The proposals will force health boards to inform affected practices and consult the local community when processing pharmacy applications.
Health boards must also consult a representative of the area medical committee and companies will have to wait 12 months before reapplying after an application is turned down.
Dr Andrew Buist, deputy chair of GPC Scotland, welcomed the proposals but said they had come too late for many practices in Scotland.
‘We think these proposals are right but it would be good if they had been introduced 18 months ago.
‘There has been a window of opportunity for pharmacy applications recently and many of the easy pickings have been picked, and many practices have lost their right to dispense.’
Dr Buist said the new pharmacy contract had made many of Scotland’s rural communities more attractive to pharmacies.
But the changes make the application process ‘much more robust,’ said Dr Buist, which would end speculative applications.
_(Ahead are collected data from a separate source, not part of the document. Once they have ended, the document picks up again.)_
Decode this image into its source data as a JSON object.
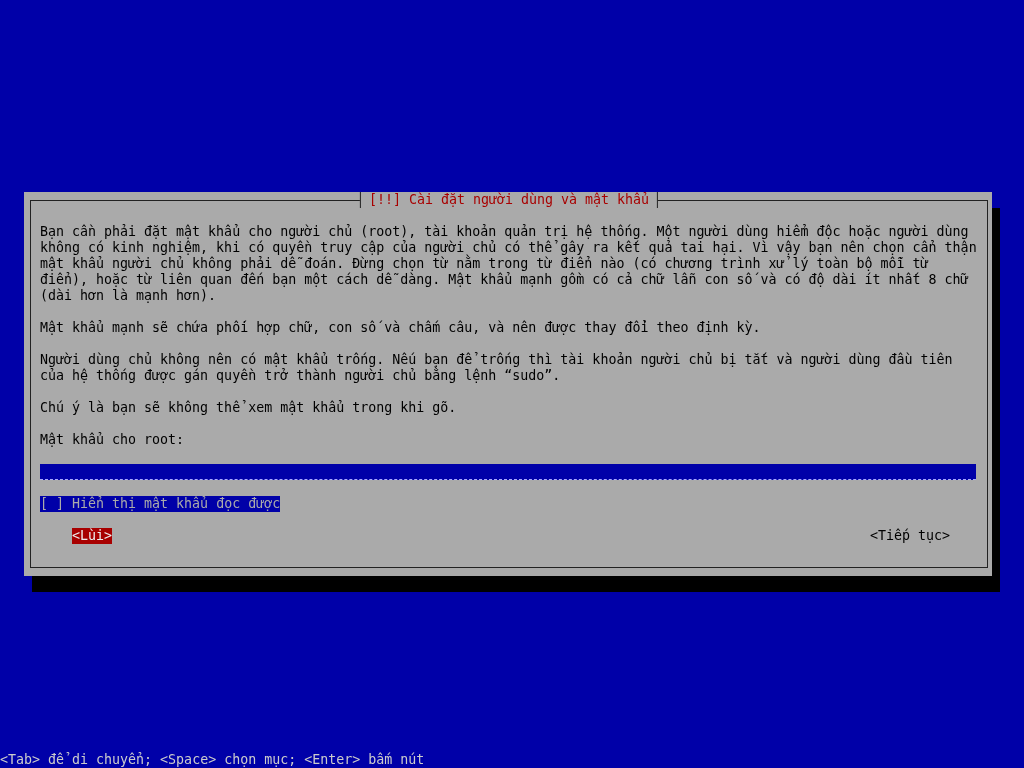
{
  "dialog": {
    "title": "[!!] Cài đặt người dùng và mật khẩu",
    "paragraphs": [
      "Bạn cần phải đặt mật khẩu cho người chủ (root), tài khoản quản trị hệ thống. Một người dùng hiểm độc hoặc người dùng\nkhông có kinh nghiệm, khi có quyền truy cập của người chủ có thể gây ra kết quả tai hại. Vì vậy bạn nên chọn cẩn thận\nmật khẩu người chủ không phải dễ đoán. Đừng chọn từ nằm trong từ điển nào (có chương trình xử lý toàn bộ mỗi từ\nđiển), hoặc từ liên quan đến bạn một cách dễ dàng. Mật khẩu mạnh gồm có cả chữ lẫn con số và có độ dài ít nhất 8 chữ\n(dài hơn là mạnh hơn).",
      "Mật khẩu mạnh sẽ chứa phối hợp chữ, con số và chấm câu, và nên được thay đổi theo định kỳ.",
      "Người dùng chủ không nên có mật khẩu trống. Nếu bạn để trống thì tài khoản người chủ bị tắt và người dùng đầu tiên\ncủa hệ thống được gán quyền trở thành người chủ bằng lệnh “sudo”.",
      "Chú ý là bạn sẽ không thể xem mật khẩu trong khi gõ."
    ],
    "field": {
      "label": "Mật khẩu cho root:"
    },
    "checkbox": {
      "box": "[ ]",
      "label": "Hiển thị mật khẩu đọc được",
      "checked": false,
      "focused": true
    },
    "buttons": [
      {
        "label": "<Lùi>",
        "selected": true
      },
      {
        "label": "<Tiếp tục>",
        "selected": false
      }
    ]
  },
  "status_bar": "<Tab> để di chuyển; <Space> chọn mục; <Enter> bấm nút"
}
‘It should help avoid the situation where practices worry that, despite an application being turned down, the pharmacy will apply again literally a couple of weeks later,’ he said.
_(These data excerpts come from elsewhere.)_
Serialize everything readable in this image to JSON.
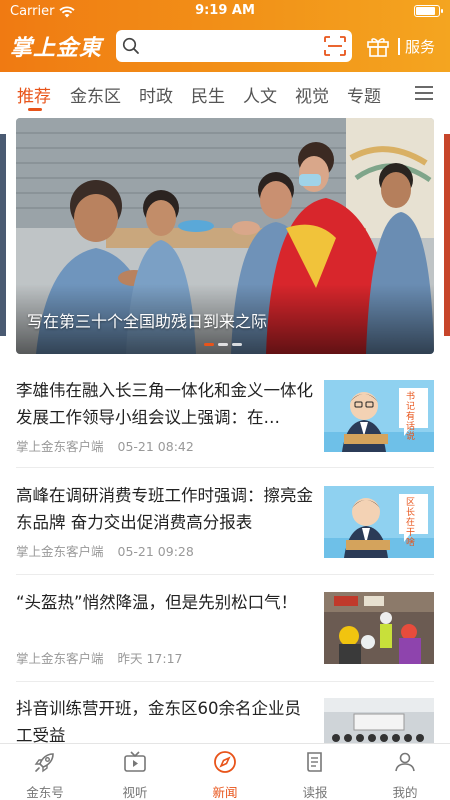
{
  "status_bar": {
    "carrier": "Carrier",
    "time": "9:19 AM"
  },
  "header": {
    "logo_text": "掌上金東",
    "search_placeholder": "",
    "service_label": "服务",
    "accent": "#f07a12"
  },
  "tabs": [
    {
      "label": "推荐",
      "active": true
    },
    {
      "label": "金东区"
    },
    {
      "label": "时政"
    },
    {
      "label": "民生"
    },
    {
      "label": "人文"
    },
    {
      "label": "视觉"
    },
    {
      "label": "专题"
    }
  ],
  "banner": {
    "caption": "写在第三十个全国助残日到来之际",
    "dots": 3,
    "active_dot": 0
  },
  "news": [
    {
      "title": "李雄伟在融入长三角一体化和金义一体化发展工作领导小组会议上强调：在…",
      "source": "掌上金东客户端",
      "time": "05-21  08:42",
      "thumb_text": "书记有话说"
    },
    {
      "title": "高峰在调研消费专班工作时强调：擦亮金东品牌 奋力交出促消费高分报表",
      "source": "掌上金东客户端",
      "time": "05-21  09:28",
      "thumb_text": "区长在干啥"
    },
    {
      "title": "“头盔热”悄然降温，但是先别松口气！",
      "source": "掌上金东客户端",
      "time": "昨天  17:17",
      "thumb_text": ""
    },
    {
      "title": "抖音训练营开班，金东区60余名企业员工受益",
      "source": "",
      "time": "",
      "thumb_text": ""
    }
  ],
  "bottom_nav": [
    {
      "label": "金东号",
      "icon": "rocket-icon"
    },
    {
      "label": "视听",
      "icon": "tv-icon"
    },
    {
      "label": "新闻",
      "icon": "compass-icon",
      "active": true
    },
    {
      "label": "读报",
      "icon": "newspaper-icon"
    },
    {
      "label": "我的",
      "icon": "user-icon"
    }
  ]
}
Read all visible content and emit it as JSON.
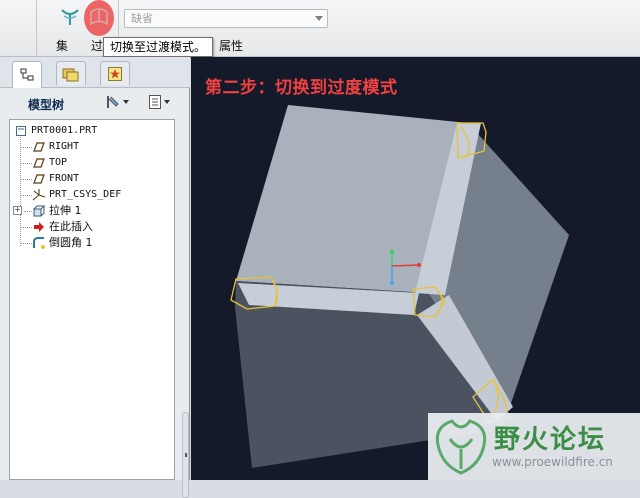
{
  "ribbon": {
    "combo_value": "缺省",
    "label_set": "集",
    "label_transition": "过",
    "label_properties": "属性",
    "tooltip": "切换至过渡模式。"
  },
  "panel": {
    "title": "模型树",
    "tree": [
      {
        "label": "PRT0001.PRT",
        "icon": "part-icon"
      },
      {
        "label": "RIGHT",
        "icon": "datum-plane-icon"
      },
      {
        "label": "TOP",
        "icon": "datum-plane-icon"
      },
      {
        "label": "FRONT",
        "icon": "datum-plane-icon"
      },
      {
        "label": "PRT_CSYS_DEF",
        "icon": "csys-icon"
      },
      {
        "label": "拉伸 1",
        "icon": "extrude-icon"
      },
      {
        "label": "在此插入",
        "icon": "insert-here-arrow-icon"
      },
      {
        "label": "倒圆角 1",
        "icon": "round-icon"
      }
    ]
  },
  "viewport": {
    "step_label": "第二步：切换到过度模式",
    "watermark_name": "野火论坛",
    "watermark_url": "www.proewildfire.cn"
  },
  "colors": {
    "viewport_bg": "#141a2a",
    "step_label": "#f04040",
    "selection_yellow": "#e6c23a",
    "watermark_green": "#3b8e45"
  }
}
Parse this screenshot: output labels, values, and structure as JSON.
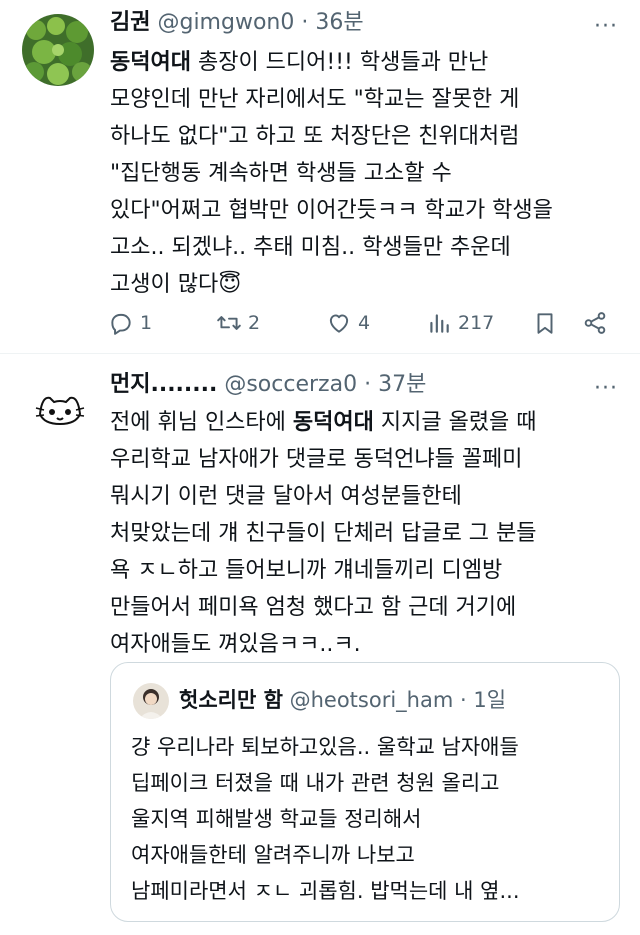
{
  "tweets": [
    {
      "name": "김권",
      "handle": "@gimgwon0",
      "sep": "·",
      "time": "36분",
      "more": "···",
      "lines": [
        {
          "bold": "동덕여대",
          "rest": " 총장이 드디어!!! 학생들과 만난"
        },
        {
          "text": "모양인데 만난 자리에서도 \"학교는 잘못한 게"
        },
        {
          "text": "하나도 없다\"고 하고 또 처장단은 친위대처럼"
        },
        {
          "text": "\"집단행동 계속하면 학생들 고소할 수"
        },
        {
          "text": "있다\"어쩌고 협박만 이어간듯ㅋㅋ 학교가 학생을"
        },
        {
          "text": "고소.. 되겠냐.. 추태 미침.. 학생들만 추운데"
        },
        {
          "text": "고생이 많다",
          "emoji": "😇"
        }
      ],
      "actions": {
        "reply_count": "1",
        "retweet_count": "2",
        "like_count": "4",
        "view_count": "217"
      },
      "icons": [
        "reply-icon",
        "retweet-icon",
        "like-icon",
        "views-icon",
        "bookmark-icon",
        "share-icon"
      ]
    },
    {
      "name": "먼지........",
      "handle": "@soccerza0",
      "sep": "·",
      "time": "37분",
      "more": "···",
      "lines": [
        {
          "pre": "전에 휘님 인스타에 ",
          "bold": "동덕여대",
          "rest": " 지지글 올렸을 때"
        },
        {
          "text": "우리학교 남자애가 댓글로 동덕언냐들 꼴페미"
        },
        {
          "text": "뭐시기 이런 댓글 달아서 여성분들한테"
        },
        {
          "text": "처맞았는데 걔 친구들이 단체러 답글로 그 분들"
        },
        {
          "text": "욕 ㅈㄴ하고 들어보니까 걔네들끼리 디엠방"
        },
        {
          "text": "만들어서 페미욕 엄청 했다고 함 근데 거기에"
        },
        {
          "text": "여자애들도 껴있음ㅋㅋ..ㅋ."
        }
      ],
      "quote": {
        "name": "헛소리만 함",
        "handle": "@heotsori_ham",
        "sep": "·",
        "time": "1일",
        "lines": [
          "걍 우리나라 퇴보하고있음.. 울학교 남자애들",
          "딥페이크 터졌을 때 내가 관련 청원 올리고",
          "울지역 피해발생 학교들 정리해서",
          "여자애들한테 알려주니까 나보고",
          "남페미라면서 ㅈㄴ 괴롭힘. 밥먹는데 내 옆..."
        ]
      }
    }
  ],
  "colors": {
    "text": "#0f1419",
    "muted": "#536471",
    "border": "#cfd9de",
    "divider": "#eff3f4"
  }
}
Giving the community a voice in the application process was also positive, he said.
Dr David Bailey, the GPC’s dispensing lead, said the rest of the UK’s pharmacy applications process was already more robust than Scotland’s.
But the GPC is hoping that the dispensing contract can be renegotiated this year following a DoH enquiry.
The government has commissioned a ‘cost of service’ inquiry into the funding of dispensing services which is due to report soon.
‘The process of application is more robust in England and Wales and we wouldn’t to see them change again,’ said Dr Bailey.
‘But we will certainly want to talk about the inquiry and whether the dispensing contract should be renegotiated.’